If you don’t relate to this, if you’ve found your life’s calling and you can feel every aspect of who you are lining up behind it, and you feel enthusiastic and energized on a regular basis, that’s fantastic. Totally awesome. You are to be admired and envied, and good for you. You’re not normal.

For the rest of us… two tasks along the path are identifying a life’s calling and then following it.

Identifying it is complicated, not just because of the smokescreens, but also because for many people, it’s a moving target. We may find a life’s calling and devote ourselves to it, enjoying years of peace and joy interspersed with life’s usual hassles, only to find ten years later that it’s shape-shifted and we need to start again.

This is not uncommon, so if it’s happened to you, it’s OK. You didn’t misidentify it, and you didn’t make a mistake by following it back then. It changed on you. That may feel unfair or cruel (particularly if it’s a vocation), and you may be pretty upset about it. Yeah, OK, take some time with that. When you’re done, take a breath and start again.

For others, identification is the easy part – task #2 is the sticking point: giving yourself permission to focus your energy in that direction. I mean, how can you go back to school, or pick up an instrument, or learn a whole new subculture worth of stuff at the ripe old age of [insert meaningless number here].

Here’s how. Just decide to, regardless of the other things in your life that will need to accommodate. Instead of waiting for all those other things to line up & make it easy, just move forward, and the other things will adapt. They’ll have to.

There can also be a fear in starting out because of the moving-target nature of the thing. What happens if you put in lots of time, energy and money and then it changes? Then you’d be stuck with a garage full of gear, or a career path, or a commitment to volunteer for the rest of the year that you wouldn’t want anymore.

Yeah, that might sting, but what else are you doing? You can easily live your whole life withholding, but it really isn’t worth it. Until you follow the path you know about, a new one won’t present, so you aren’t avoiding or shortcutting anything. You’re just waiting out the clock.

If you’re having trouble identifying a meaningful life’s calling, one parameter to consider is which feels more important to you: the future or the present.

If you feel inspired and motivated by the idea of creating something valuable that stays and serves well beyond your lifetime – an invention, a restored old house, an up-leveled standard or model for your industry – then suspend gratification and focus your energy on big, long-term goals. Don’t care what anyone else thinks, or what the smokescreens say. You’re in it for the long haul.

If, on the other hand, you feel less interested in perpetuity and more inspired & motivated by how life can be better in the now, for yourself and others, then it makes more sense to focus on the ephemeral, the temporary, the playful.
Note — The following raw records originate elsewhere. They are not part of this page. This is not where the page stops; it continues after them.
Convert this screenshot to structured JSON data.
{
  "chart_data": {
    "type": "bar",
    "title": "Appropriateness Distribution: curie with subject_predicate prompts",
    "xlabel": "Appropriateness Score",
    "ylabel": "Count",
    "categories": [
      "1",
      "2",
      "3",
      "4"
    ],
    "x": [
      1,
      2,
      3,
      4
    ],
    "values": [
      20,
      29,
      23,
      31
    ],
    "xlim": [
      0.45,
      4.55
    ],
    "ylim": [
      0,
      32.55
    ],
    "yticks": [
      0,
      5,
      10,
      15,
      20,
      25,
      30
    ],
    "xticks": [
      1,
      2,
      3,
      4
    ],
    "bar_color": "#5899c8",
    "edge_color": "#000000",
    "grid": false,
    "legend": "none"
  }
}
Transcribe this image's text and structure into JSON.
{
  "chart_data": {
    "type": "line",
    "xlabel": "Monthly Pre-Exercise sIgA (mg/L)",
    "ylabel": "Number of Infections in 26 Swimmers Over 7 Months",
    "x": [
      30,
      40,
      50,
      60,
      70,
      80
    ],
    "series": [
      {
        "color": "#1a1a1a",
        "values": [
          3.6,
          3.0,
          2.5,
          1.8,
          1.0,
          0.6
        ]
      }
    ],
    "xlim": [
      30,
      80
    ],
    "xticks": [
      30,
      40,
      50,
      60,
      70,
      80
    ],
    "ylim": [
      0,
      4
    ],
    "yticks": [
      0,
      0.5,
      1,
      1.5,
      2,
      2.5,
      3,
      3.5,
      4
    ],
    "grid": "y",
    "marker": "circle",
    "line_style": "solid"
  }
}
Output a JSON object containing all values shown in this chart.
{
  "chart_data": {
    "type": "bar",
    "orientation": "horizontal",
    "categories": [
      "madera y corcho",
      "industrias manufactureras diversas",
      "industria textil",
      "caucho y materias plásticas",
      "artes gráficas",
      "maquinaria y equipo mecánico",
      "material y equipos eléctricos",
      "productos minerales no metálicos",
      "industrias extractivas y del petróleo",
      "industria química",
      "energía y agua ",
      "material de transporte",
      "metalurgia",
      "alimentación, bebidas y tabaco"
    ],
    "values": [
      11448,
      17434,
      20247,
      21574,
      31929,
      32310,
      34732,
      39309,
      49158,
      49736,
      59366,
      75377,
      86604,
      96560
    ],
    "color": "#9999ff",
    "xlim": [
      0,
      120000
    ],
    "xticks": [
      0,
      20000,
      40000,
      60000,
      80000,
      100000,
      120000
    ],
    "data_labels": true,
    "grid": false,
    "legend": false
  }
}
Focus on what’s now and what’s next, and don’t worry about thinking too far ahead, no matter what the smokescreen says.

Even if your preference lands somewhere in between, one will feel stronger than the other, and getting a sense of this can help you cut through the smokescreens of all those social and familial influences and turn up the volume on what you find meaningful.

1 comments:

Cheryl said...

Do you ever have something come along and give you a message or feeling right when you need it? Yeah...this particular column is that for me. It's exactly what I needed to hear right now. Woo hoo!! Thank YOU!